Eduardo Galeano’dan ülkemizle ilgili kısa bir alıntıyla başlamak istiyorum:
“…Geraldine Chaplin bir filmde çalışacaktı;
film Türkiye’de dağların arasındaki küçük bir köyde çekilecekti.
İlk akşam dolaşmaya çıktı. Sokaklarda kimse, hemen hemen hiç kimse yoktu. Çok az erkek vardı ve hiç kadın yoktu. Ama bir köşeyi döndüğünde, birdenbire bir grup delikanlıyla karşılaştı.
Geraldine sağına baktı, soluna baktı, arkasına baktı; etrafı çevrilmişti, kaçış yoktu. Tek kelime etmeden, neyi varsa sundu; saatini, parasını.
Delikanlılar güldü. Hayır, o değildi.
Ve az çok İngilizceyle, ona gerçekten Chaplin’in kızı olup olmadığını sordular.
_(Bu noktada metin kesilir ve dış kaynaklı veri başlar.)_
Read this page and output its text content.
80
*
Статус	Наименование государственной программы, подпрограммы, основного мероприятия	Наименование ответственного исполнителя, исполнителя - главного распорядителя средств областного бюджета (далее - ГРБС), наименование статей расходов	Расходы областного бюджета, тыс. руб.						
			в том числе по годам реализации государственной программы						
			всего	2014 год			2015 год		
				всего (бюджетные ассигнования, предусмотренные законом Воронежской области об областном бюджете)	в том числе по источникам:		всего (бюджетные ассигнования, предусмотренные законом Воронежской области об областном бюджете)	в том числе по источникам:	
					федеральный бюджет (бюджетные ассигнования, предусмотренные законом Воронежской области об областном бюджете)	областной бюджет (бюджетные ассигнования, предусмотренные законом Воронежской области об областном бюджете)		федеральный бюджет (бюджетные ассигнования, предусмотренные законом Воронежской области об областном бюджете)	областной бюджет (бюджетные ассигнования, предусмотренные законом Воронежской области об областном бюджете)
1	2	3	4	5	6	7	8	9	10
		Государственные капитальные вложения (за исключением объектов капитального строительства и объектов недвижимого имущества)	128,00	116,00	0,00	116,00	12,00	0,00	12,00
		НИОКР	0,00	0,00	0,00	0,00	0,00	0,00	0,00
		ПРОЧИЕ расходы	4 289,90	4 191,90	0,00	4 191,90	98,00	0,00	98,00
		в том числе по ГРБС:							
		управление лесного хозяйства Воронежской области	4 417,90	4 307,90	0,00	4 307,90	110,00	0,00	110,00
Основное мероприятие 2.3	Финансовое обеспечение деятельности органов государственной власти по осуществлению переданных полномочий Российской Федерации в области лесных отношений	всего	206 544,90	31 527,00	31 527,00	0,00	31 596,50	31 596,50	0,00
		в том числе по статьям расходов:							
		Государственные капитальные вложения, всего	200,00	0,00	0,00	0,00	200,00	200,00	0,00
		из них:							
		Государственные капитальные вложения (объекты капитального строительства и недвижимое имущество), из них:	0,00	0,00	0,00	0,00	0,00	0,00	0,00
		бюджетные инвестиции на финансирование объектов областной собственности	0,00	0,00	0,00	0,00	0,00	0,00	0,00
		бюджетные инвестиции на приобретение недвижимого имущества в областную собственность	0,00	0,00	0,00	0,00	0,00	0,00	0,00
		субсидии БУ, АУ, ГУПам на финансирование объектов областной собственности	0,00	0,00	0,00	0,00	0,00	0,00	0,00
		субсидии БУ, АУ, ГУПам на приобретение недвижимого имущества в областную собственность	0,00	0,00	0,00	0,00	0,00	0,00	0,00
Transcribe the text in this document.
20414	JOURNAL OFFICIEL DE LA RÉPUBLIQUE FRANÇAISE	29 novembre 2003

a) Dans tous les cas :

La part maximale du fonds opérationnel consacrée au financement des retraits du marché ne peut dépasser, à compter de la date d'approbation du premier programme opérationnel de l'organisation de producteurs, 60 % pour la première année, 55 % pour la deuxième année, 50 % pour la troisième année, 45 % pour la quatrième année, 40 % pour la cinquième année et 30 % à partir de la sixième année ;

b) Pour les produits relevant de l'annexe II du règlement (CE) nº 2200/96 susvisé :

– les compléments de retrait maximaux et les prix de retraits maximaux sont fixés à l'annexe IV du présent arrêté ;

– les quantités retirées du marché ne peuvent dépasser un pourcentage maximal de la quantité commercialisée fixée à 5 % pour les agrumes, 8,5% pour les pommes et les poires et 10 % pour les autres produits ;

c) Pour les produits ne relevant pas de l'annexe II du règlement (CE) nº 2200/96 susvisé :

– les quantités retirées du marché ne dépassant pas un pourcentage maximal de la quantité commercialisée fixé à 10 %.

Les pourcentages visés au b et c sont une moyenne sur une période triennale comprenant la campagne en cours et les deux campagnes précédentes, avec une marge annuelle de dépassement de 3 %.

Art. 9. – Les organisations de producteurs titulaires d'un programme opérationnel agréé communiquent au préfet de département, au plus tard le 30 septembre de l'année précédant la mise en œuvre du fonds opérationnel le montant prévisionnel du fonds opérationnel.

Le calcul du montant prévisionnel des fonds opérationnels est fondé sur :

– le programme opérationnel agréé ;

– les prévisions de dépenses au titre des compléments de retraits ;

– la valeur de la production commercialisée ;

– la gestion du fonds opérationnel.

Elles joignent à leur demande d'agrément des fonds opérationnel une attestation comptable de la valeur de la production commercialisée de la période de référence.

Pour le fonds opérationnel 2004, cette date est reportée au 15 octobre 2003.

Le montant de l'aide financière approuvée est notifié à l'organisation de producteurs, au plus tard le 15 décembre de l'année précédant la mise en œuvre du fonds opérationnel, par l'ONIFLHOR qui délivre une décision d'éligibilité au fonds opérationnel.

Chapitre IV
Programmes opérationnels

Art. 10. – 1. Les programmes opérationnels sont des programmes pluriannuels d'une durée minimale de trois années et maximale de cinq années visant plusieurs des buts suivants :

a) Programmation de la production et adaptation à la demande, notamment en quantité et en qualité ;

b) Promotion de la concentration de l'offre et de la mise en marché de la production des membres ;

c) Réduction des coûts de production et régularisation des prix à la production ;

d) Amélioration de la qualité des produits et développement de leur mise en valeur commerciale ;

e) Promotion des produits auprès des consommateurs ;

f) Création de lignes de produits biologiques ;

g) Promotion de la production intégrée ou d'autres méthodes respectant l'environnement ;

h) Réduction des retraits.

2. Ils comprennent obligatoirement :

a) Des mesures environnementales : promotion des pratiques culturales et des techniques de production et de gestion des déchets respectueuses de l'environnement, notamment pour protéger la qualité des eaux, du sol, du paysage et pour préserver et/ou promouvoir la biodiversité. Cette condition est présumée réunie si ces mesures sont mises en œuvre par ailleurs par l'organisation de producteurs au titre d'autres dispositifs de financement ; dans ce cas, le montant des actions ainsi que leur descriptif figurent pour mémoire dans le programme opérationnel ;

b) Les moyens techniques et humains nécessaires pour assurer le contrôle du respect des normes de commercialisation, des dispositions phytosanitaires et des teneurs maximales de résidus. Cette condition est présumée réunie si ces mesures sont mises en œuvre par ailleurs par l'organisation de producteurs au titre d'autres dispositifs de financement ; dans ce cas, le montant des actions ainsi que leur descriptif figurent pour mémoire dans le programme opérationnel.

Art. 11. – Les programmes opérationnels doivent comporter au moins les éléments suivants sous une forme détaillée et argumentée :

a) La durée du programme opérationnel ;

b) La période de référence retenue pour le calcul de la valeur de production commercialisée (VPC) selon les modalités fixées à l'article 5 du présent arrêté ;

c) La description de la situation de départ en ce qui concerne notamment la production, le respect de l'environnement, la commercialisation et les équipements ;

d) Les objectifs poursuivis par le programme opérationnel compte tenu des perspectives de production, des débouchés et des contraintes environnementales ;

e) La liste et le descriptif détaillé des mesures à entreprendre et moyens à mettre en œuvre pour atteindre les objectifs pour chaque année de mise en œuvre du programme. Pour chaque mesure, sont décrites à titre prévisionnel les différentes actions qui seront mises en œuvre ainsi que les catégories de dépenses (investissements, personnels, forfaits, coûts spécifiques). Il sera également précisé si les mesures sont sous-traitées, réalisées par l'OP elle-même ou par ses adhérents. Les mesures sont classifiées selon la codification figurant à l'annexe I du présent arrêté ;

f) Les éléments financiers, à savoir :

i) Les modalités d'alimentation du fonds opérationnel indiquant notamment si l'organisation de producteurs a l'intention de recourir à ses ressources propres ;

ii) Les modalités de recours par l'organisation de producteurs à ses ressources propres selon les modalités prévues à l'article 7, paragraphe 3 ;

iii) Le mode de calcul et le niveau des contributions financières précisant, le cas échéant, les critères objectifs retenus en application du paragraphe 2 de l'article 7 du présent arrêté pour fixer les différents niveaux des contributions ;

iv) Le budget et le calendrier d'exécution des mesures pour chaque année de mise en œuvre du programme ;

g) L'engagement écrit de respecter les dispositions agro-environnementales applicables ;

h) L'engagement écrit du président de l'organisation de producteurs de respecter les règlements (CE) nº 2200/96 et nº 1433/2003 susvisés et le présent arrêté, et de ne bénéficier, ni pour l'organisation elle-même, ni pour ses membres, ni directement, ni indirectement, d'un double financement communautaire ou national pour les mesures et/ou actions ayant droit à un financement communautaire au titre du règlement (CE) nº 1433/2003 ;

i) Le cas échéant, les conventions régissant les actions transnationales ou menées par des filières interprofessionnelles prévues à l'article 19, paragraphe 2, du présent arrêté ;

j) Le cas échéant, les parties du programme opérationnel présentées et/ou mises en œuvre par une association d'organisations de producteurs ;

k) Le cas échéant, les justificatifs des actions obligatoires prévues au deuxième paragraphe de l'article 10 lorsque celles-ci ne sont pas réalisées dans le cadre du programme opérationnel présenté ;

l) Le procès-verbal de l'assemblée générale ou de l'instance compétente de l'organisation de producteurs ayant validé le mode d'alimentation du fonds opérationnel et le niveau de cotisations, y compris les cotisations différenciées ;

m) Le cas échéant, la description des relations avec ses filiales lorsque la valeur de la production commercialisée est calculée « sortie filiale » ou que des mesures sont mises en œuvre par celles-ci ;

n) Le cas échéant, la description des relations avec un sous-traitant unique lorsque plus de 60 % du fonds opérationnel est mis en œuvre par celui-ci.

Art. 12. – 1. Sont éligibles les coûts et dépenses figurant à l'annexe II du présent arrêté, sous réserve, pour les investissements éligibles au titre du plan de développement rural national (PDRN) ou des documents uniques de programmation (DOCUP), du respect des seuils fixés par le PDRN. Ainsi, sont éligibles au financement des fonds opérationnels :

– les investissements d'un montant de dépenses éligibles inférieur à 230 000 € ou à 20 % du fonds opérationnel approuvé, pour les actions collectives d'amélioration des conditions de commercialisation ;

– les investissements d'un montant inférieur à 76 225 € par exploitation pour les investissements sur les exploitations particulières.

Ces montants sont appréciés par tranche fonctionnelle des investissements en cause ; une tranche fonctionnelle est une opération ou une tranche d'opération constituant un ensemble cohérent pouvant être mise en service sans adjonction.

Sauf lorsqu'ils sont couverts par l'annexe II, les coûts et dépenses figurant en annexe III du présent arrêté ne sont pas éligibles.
Geraldine, şaşkın, başıyla onayladı.
İşte, tam o anda, bütün delikanlıların boyanmış siyah bıyıkları olduğunu ve her birinin elinde baston biçiminde bir dal tuttuğunu fark etti.
Ve oyun başladı.
Herkes ‘O’ oldu…”
Nasreddin Hoca ülkesinin insanlarına da ancak bu betimleme yakışırdı.